Ces témoignages ont permis aux parlementaires de distinguer deux types de conséquences aux piqûres: une souffrance mentale (anxiété, cauchemars, sensation de “viol”, amnésie) et des problèmes physiques (paralysie, spasmes, difficultés à se mouvoir…). Et cela sans même évoquer les psychoses que la série de cas fait planer sur toute une génération de fêtards.
Les élus britanniques avancent aussi des raisons derrière l’action de ceux qui piquent, au travers des témoignages recueillis: “jeu” malsain entre amis au sein d’une équipe de sport, manœuvre pour dérober une carte bancaire, tentative d’agression sexuelle ou de viol…
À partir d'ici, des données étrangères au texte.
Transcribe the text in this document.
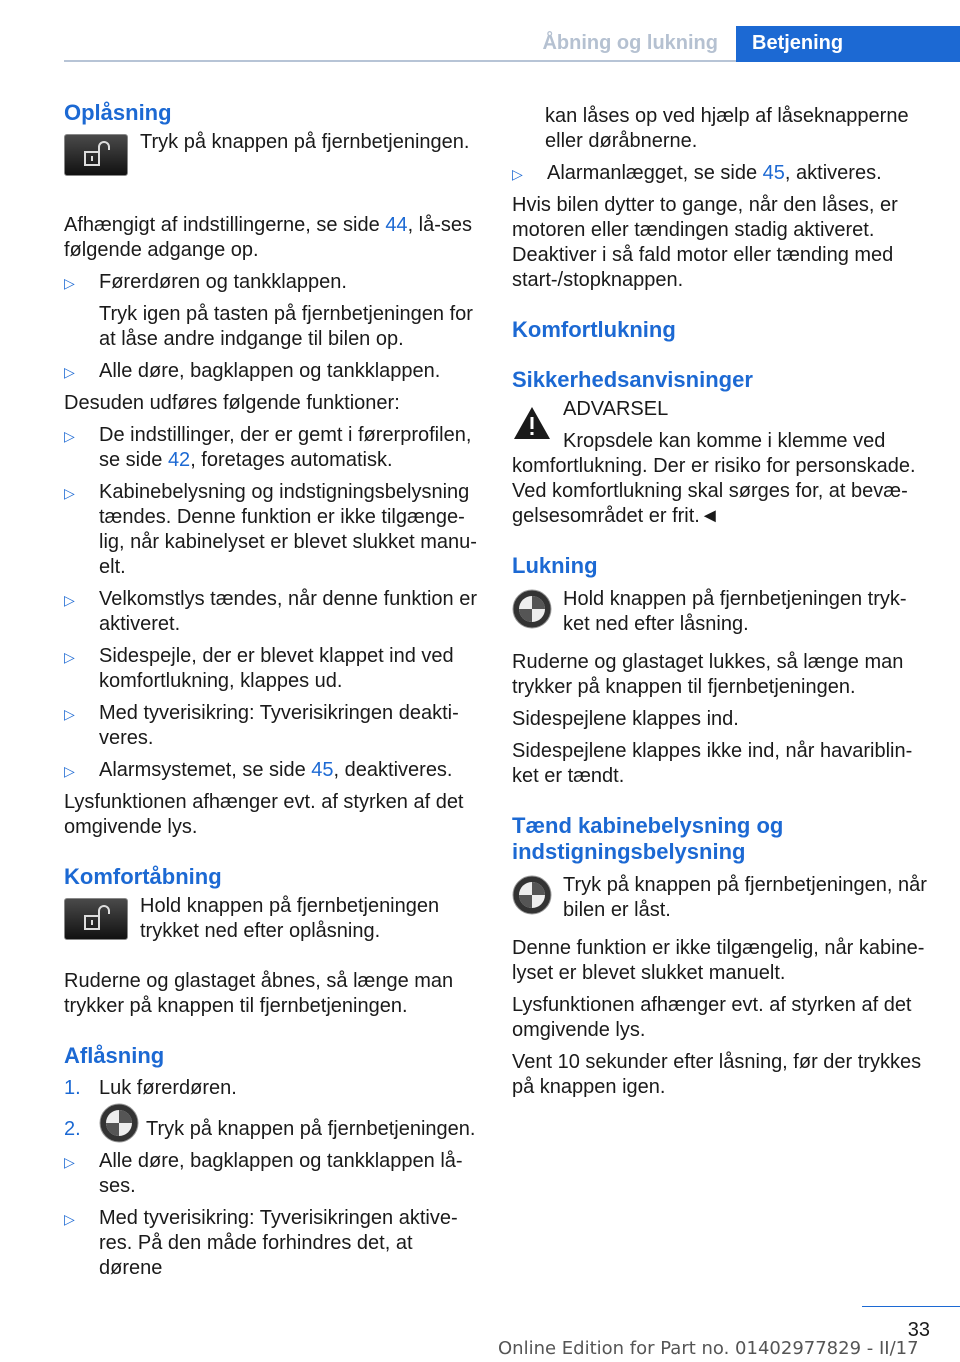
Åbning og lukning	Betjening
Oplåsning
Tryk på knappen på fjernbetjeningen.

Afhængigt af indstillingerne, se side 44, lå‐ses følgende adgange op.

▷ Førerdøren og tankklappen.
Tryk igen på tasten på fjernbetjeningen for at låse andre indgange til bilen op.
▷ Alle døre, bagklappen og tankklappen.

Desuden udføres følgende funktioner:

▷ De indstillinger, der er gemt i førerprofilen, se side 42, foretages automatisk.
▷ Kabinebelysning og indstigningsbelysning tændes. Denne funktion er ikke tilgænge‐lig, når kabinelyset er blevet slukket manu‐elt.
▷ Velkomstlys tændes, når denne funktion er aktiveret.
▷ Sidespejle, der er blevet klappet ind ved komfortlukning, klappes ud.
▷ Med tyverisikring: Tyverisikringen deakti‐veres.
▷ Alarmsystemet, se side 45, deaktiveres.

Lysfunktionen afhænger evt. af styrken af det omgivende lys.

Komfortåbning
Hold knappen på fjernbetjeningen trykket ned efter oplåsning.

Ruderne og glastaget åbnes, så længe man trykker på knappen til fjernbetjeningen.

Aflåsning
1. Luk førerdøren.
2.	Tryk på knappen på fjernbetjeningen.
▷ Alle døre, bagklappen og tankklappen lå‐ses.
▷ Med tyverisikring: Tyverisikringen aktive‐res. På den måde forhindres det, at dørene
kan låses op ved hjælp af låseknapperne eller døråbnerne.
▷ Alarmanlægget, se side 45, aktiveres.

Hvis bilen dytter to gange, når den låses, er motoren eller tændingen stadig aktiveret. Deaktiver i så fald motor eller tænding med start-/stopknappen.

Komfortlukning
Sikkerhedsanvisninger
ADVARSEL
Kropsdele kan komme i klemme ved komfortlukning. Der er risiko for personskade. Ved komfortlukning skal sørges for, at bevæ‐gelsesområdet er frit.◄
Lukning
Hold knappen på fjernbetjeningen tryk‐ket ned efter låsning.

Ruderne og glastaget lukkes, så længe man trykker på knappen til fjernbetjeningen.

Sidespejlene klappes ind.

Sidespejlene klappes ikke ind, når havariblin‐ket er tændt.

Tænd kabinebelysning og indstigningsbelysning
Tryk på knappen på fjernbetjeningen, når bilen er låst.

Denne funktion er ikke tilgængelig, når kabine‐lyset er blevet slukket manuelt.

Lysfunktionen afhænger evt. af styrken af det omgivende lys.

Vent 10 sekunder efter låsning, før der trykkes på knappen igen.

33
Online Edition for Part no. 01402977829 - II/17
Parmi les conclusions du rapport, il est également intéressant de noter cette explication apportée à l’absence récurrente de plainte: étant donné l’environnement dans lequel les piqûres ont lieu, expliquent les parlementaires, elles concernent une population qui a souvent consommé d’autres substances, parfois illicites. Et qui craint donc, en allant témoigner auprès de la police, “d’avoir des problèmes” en lien à la prise de drogue par exemple.
Une batterie de mesures proposées
Une fois cet inquiétant état des lieux dressé, les parlementaires proposent des mesures au gouvernement de Boris Johnson. Et parmi celles-ci, ils insistent sur la nécessité en premier lieu pour le ministère de l’Intérieur de mieux connaître le problème. Cela en menant des enquêtes précises sur “la fréquence, l’ampleur et les conséquences” du spiking.
Ils suggèrent ensuite l’ajout d’un volet spécifique à la campagne de communication gouvernementale contre les violences faites aux femmes et aux filles, où la problématique serait abordée directement. Ce message de prévention pourrait ainsi être martelé dans les lieux de fête, en milieu scolaire et universitaire, et dans les hôpitaux, ainsi que dans les commissariats pour inciter les victimes à témoigner.
De même, ils demandent au ministère de la Justice d’évaluer sous six mois la nécessité de légiférer spécifiquement contre les piqûres, en créant un crime à part. Une décision qui permettrait de suivre judiciairement à l’avenir un individu condamné pour avoir piqué quelqu’un. “Cela servirait aussi à dissuader les auteurs de tels faits en leur montrant qu’il s’agit d’un véritable crime qui entraîne des conséquences judiciaires lourdes”, écrivent-ils.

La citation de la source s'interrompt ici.